Children's fears become the reason of the address to psychologists, psychotherapists, psychiatrists. Diagnostic process is based on a clinical conversation – children do not hide the experiences, after acquaintance, establishments of contact with the expert tell about the situations causing alarm. For the purpose of objective definition of intensity of fears psychodiagnostic methods are used:
- Questionnaires. There is a set of the standardized techniques focused on a research of children's fears. To preschool children, younger school students questions are asked directly. Provide to teenagers forms of independent filling – in the absence of control of the young man and the girl answer more honestly. Questionnaires select taking into account age of the child. Use the Technique of diagnostics of children's fears (Zakharov), the Structural questionnaire of children's fears (Akopyan).
- Projective techniques. At school students apply pictural tests, diagnostic fairy tales, tests of interpretation of situations to inspection of children of preschool age, identification of the extramental, hidden fears. Lack of the structured questions creates more confidential situation between the psychologist and the child, allows to bypass protective mechanisms, fear of condemnation. Widespread techniques – "Draw the fear" (Zakharov), the Fairy tale test (), the Thematic apperceptive test (Murray).

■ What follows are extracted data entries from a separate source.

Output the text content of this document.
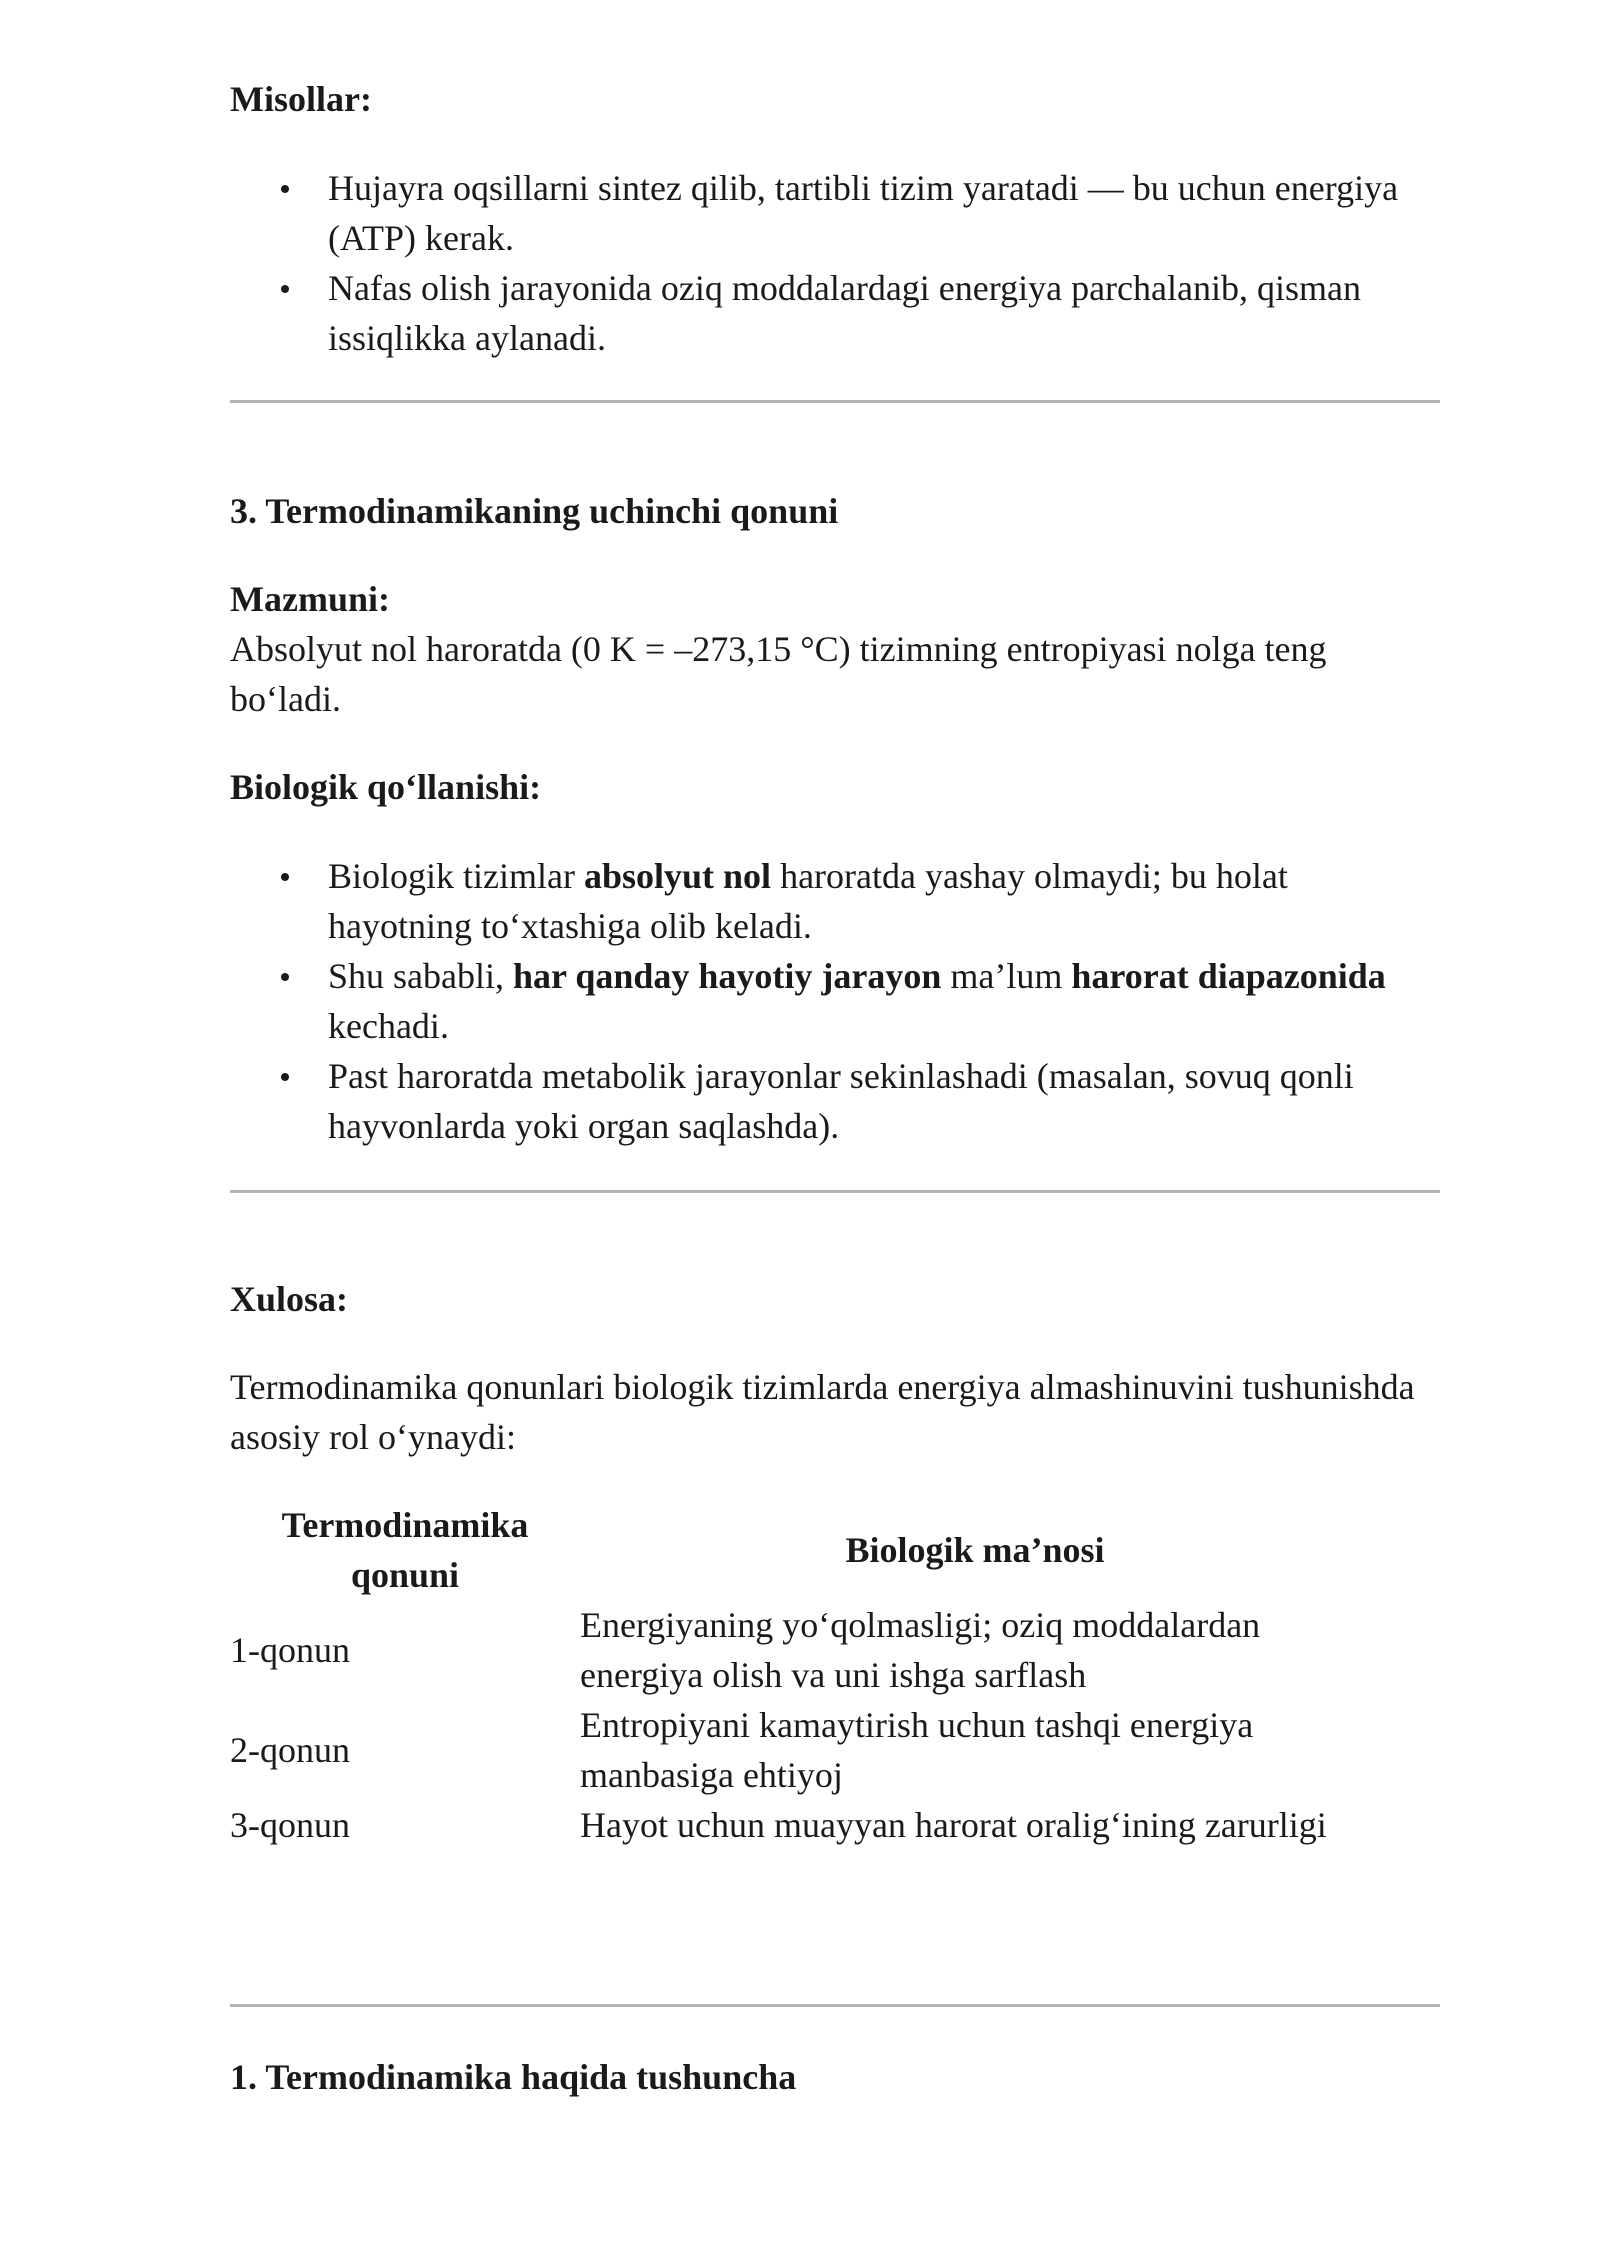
Misollar:

Hujayra oqsillarni sintez qilib, tartibli tizim yaratadi — bu uchun energiya (ATP) kerak.
Nafas olish jarayonida oziq moddalardagi energiya parchalanib, qisman issiqlikka aylanadi.

3. Termodinamikaning uchinchi qonuni

Mazmuni:

Absolyut nol haroratda (0 K = –273,15 °C) tizimning entropiyasi nolga teng bo‘ladi.

Biologik qo‘llanishi:

Biologik tizimlar absolyut nol haroratda yashay olmaydi; bu holat hayotning to‘xtashiga olib keladi.
Shu sababli, har qanday hayotiy jarayon ma’lum harorat diapazonida kechadi.
Past haroratda metabolik jarayonlar sekinlashadi (masalan, sovuq qonli hayvonlarda yoki organ saqlashda).

Xulosa:

Termodinamika qonunlari biologik tizimlarda energiya almashinuvini tushunishda asosiy rol o‘ynaydi:

Termodinamika qonuni	Biologik ma’nosi
1-qonun	Energiyaning yo‘qolmasligi; oziq moddalardan energiya olish va uni ishga sarflash
2-qonun	Entropiyani kamaytirish uchun tashqi energiya manbasiga ehtiyoj
3-qonun	Hayot uchun muayyan harorat oralig‘ining zarurligi

1. Termodinamika haqida tushuncha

Treatment of children's fears
The help to patients is based on creation of the house situation supporting feeling of tranquility, safety. The psychotherapy methods allowing to realize, process completely negative emotions – concern, alarm, fear are in addition applied. Complex treatment is made by the psychotherapist, the psychologist, the psychiatrist. Includes:
- Family consultation. Meetings are necessary for identification of the reasons forming and supporting fear. Methods of education, feature of the intra family relations (the conflicts, aggression manifestations) and leisure of the child are discussed. The expert makes recommendations about correction of behavior of parents, preferable ways of interaction with the child.
- Psychotherapy. Classes are given individually. At the first stage there is a discussion of fears. The confidential conversation partially defuses emotional tensions. At the second stage processing of fears is carried out. The skazkoterapiya method is widespread – a story about fear from the happy-end is invented. Occupations with a creative component are effective – the created fear (the drawing, the molded figure) is remade or ritually destroyed.
- Reception of medicines. Medicinal therapy is necessary at the expressed, long symptoms. It is applied at the beginning of complex treatment, before positive effect of psychotherapy. The psychiatrist appoints anksiolitik, sedative medicines. The scheme of treatment, a dosage, duration of reception are defined individually.
Forecast and prevention
Over time the child "outgrows" the majority of children's fears. The probability of a favorable outcome increases with the correct parental and psychotherapeutic help. For the prevention of development of fear in the child it is necessary to establish and maintain the confidential relations with it, to refuse demonstration of domination, use of physical force, not to show own uneasiness and fears. It is important to organize correctly leisure, giving preference to mobile and creative occupations in collective, but not to viewing of the TV and virtual games alone.